The first known he overlooks is that fatness confers tremendous morbidity and mortality protection—known in the scientific literature as the “obesity paradox.” 12 Even that term reinforces the meme that obesity must necessarily be harmful and therefore its known protective value is paradoxical (pffft). The second known element that is left unexamined in the Speakman hypothesis is the fact that fat is not a storage unit, but an endocrine organ driving much our metabolic clamping and optimization. 13, 14
What does all this obesity talk have to do with time spent grinding through recovery from an eating disorder? It’s fundamental to the time spent in recovery on two counts: 1) memes associated with the assumed badness of fatness impact your ability to feed freely and 2) we don’t know (because no one has moved beyond circular memes in obesity research) how much time such a critical metabolic-driving organ needs to fix (or adjust to) the damage associated with having the bottom drop out of all the clamping mechanisms designed to work with us being in over-energized rather than under-energized states.
Basically, putting our populations under discretionary famines (diet-as-lifestyle) through memetic infection is a strange experiment with very little conscious and critical thought reviewing and assessing the outcomes of the experiment.

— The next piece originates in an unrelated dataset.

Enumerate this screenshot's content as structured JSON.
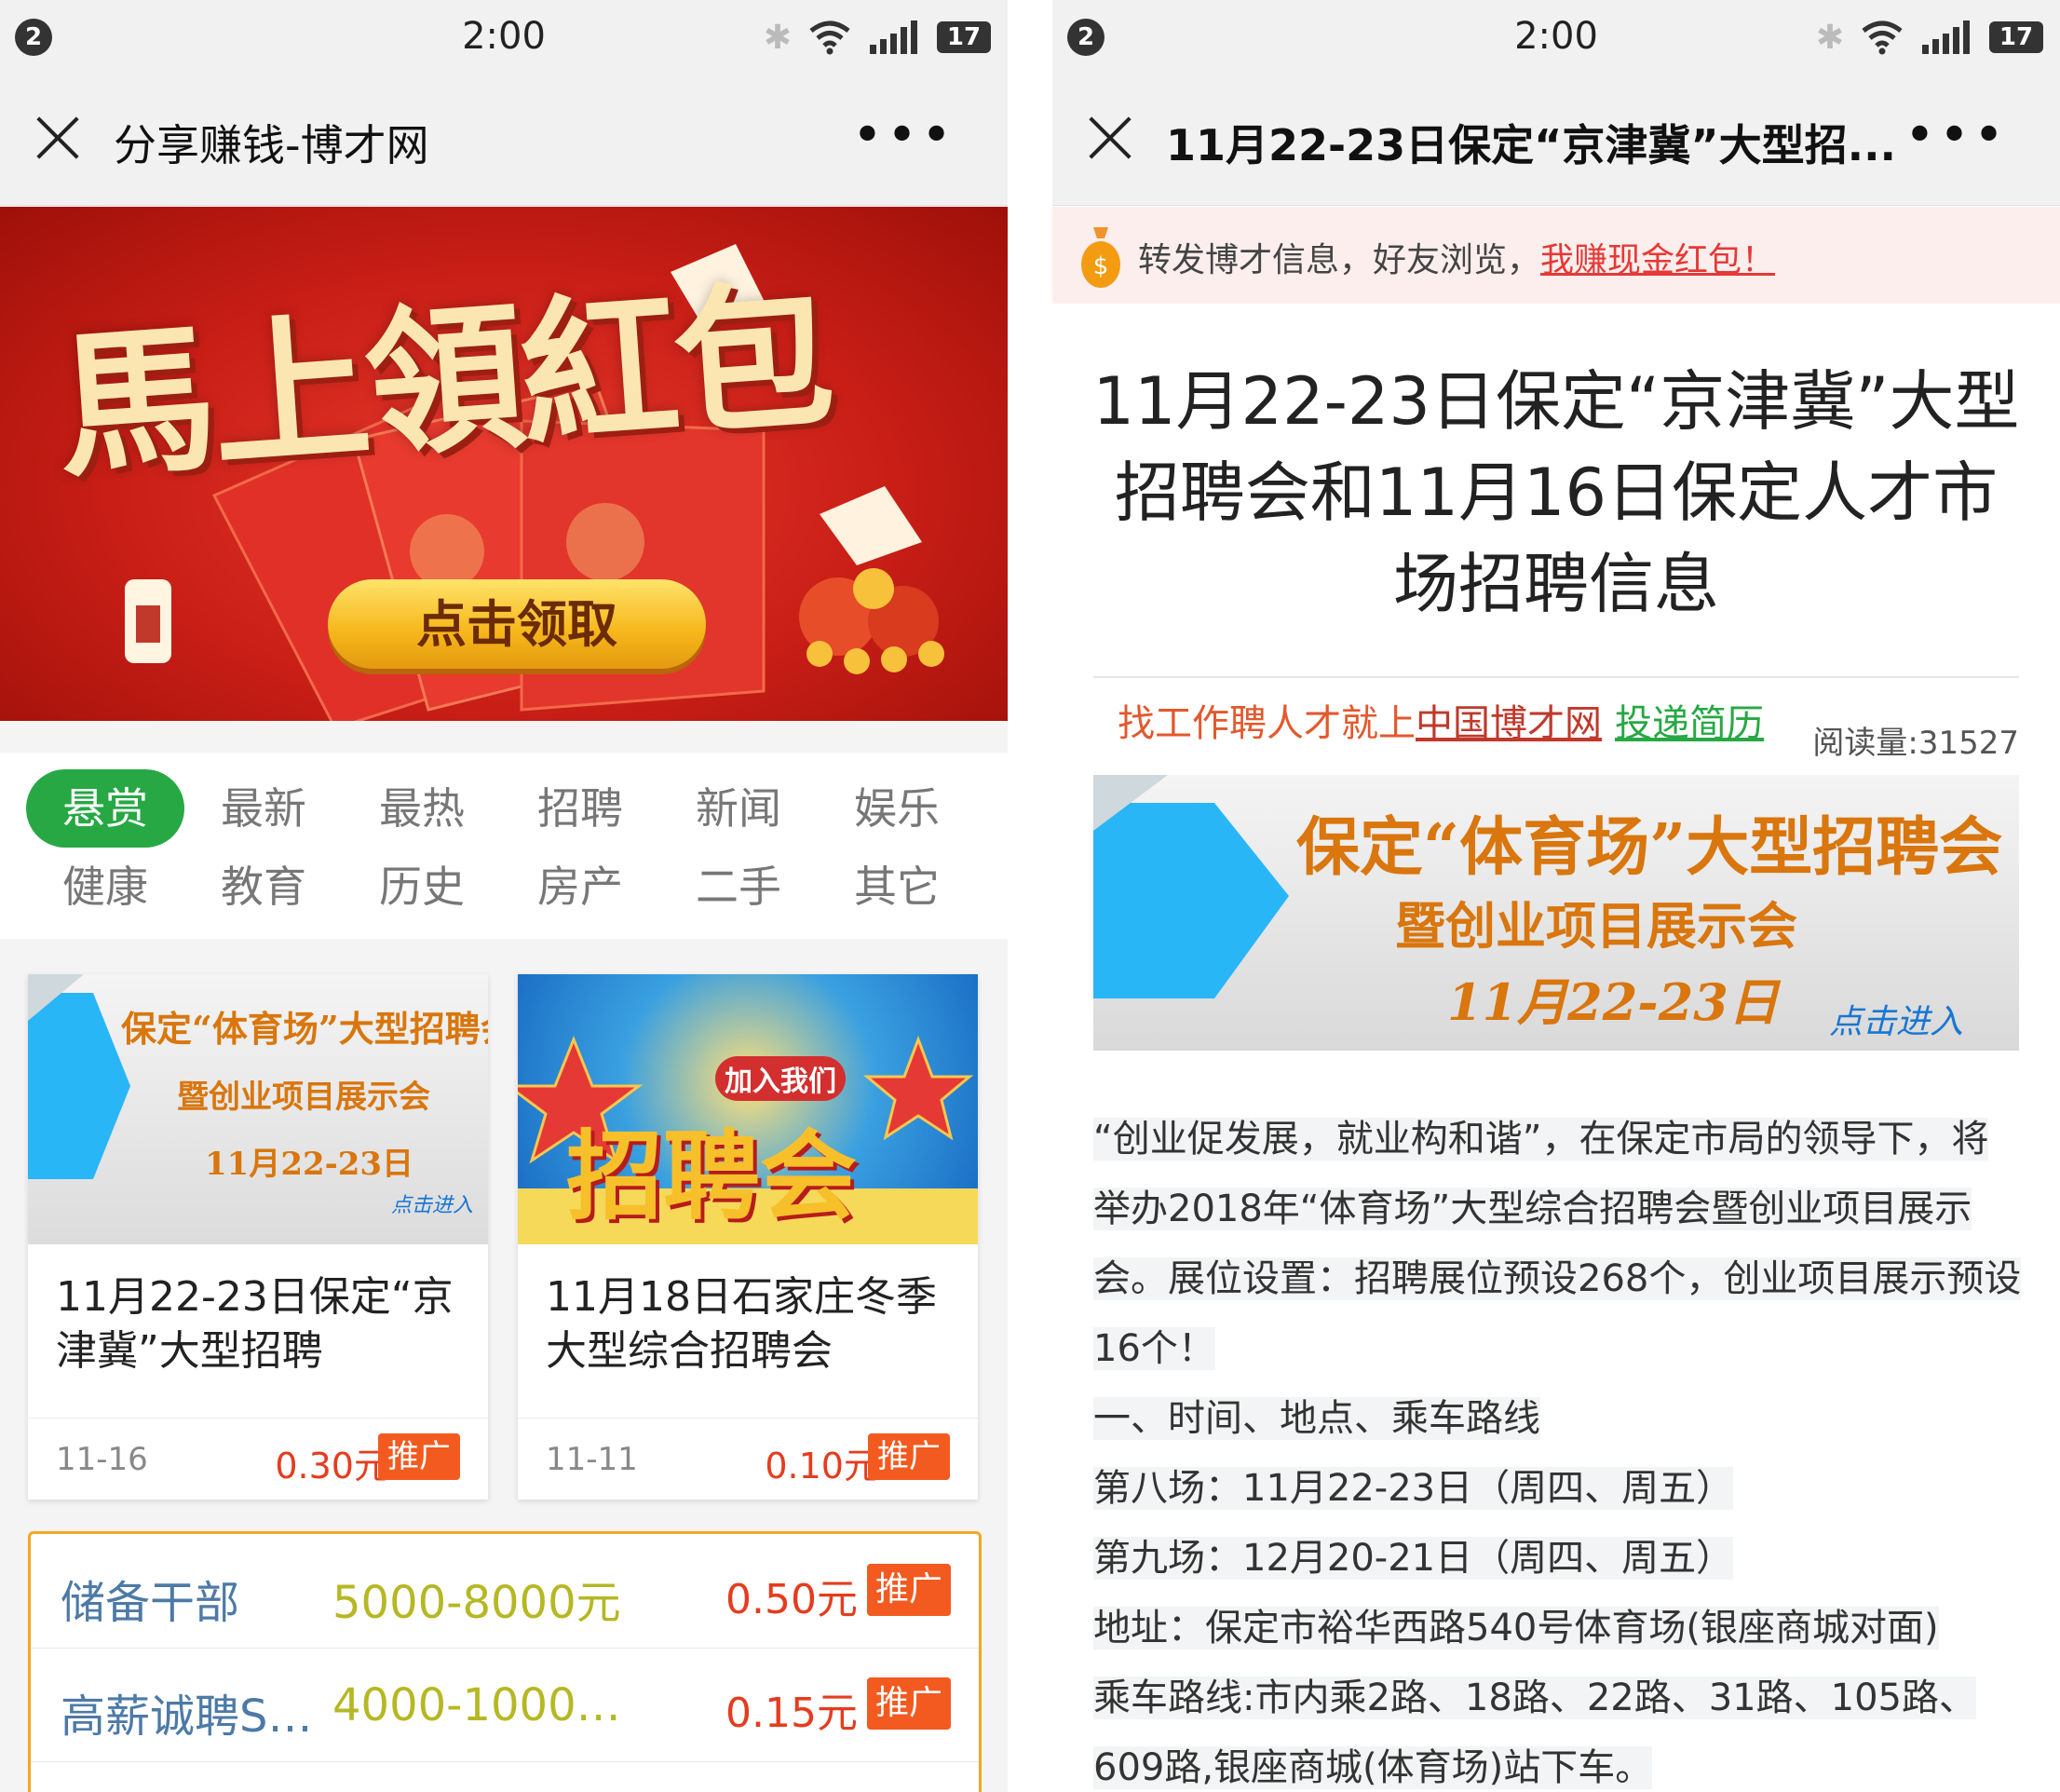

In order to develop flexible realism such that you can practice remission from an eating disorder, it helps to engage in psychoeducational and therapeutic treatment wherein you stop letting the fatness-is-bad meme evade your conscious and critical immunity. At the same time, your therapist can help you practice constantly approaching and eating food despite mounting anxiety (whether that anxiety has been linked to fat phobia or not). It also helps to incorporate the fact that your fat deserves some serious respect as a very complex and important organ responsible for metabolic optimization. Give it the time it needs to restore energy balance and provide it with the energy it needs to do so.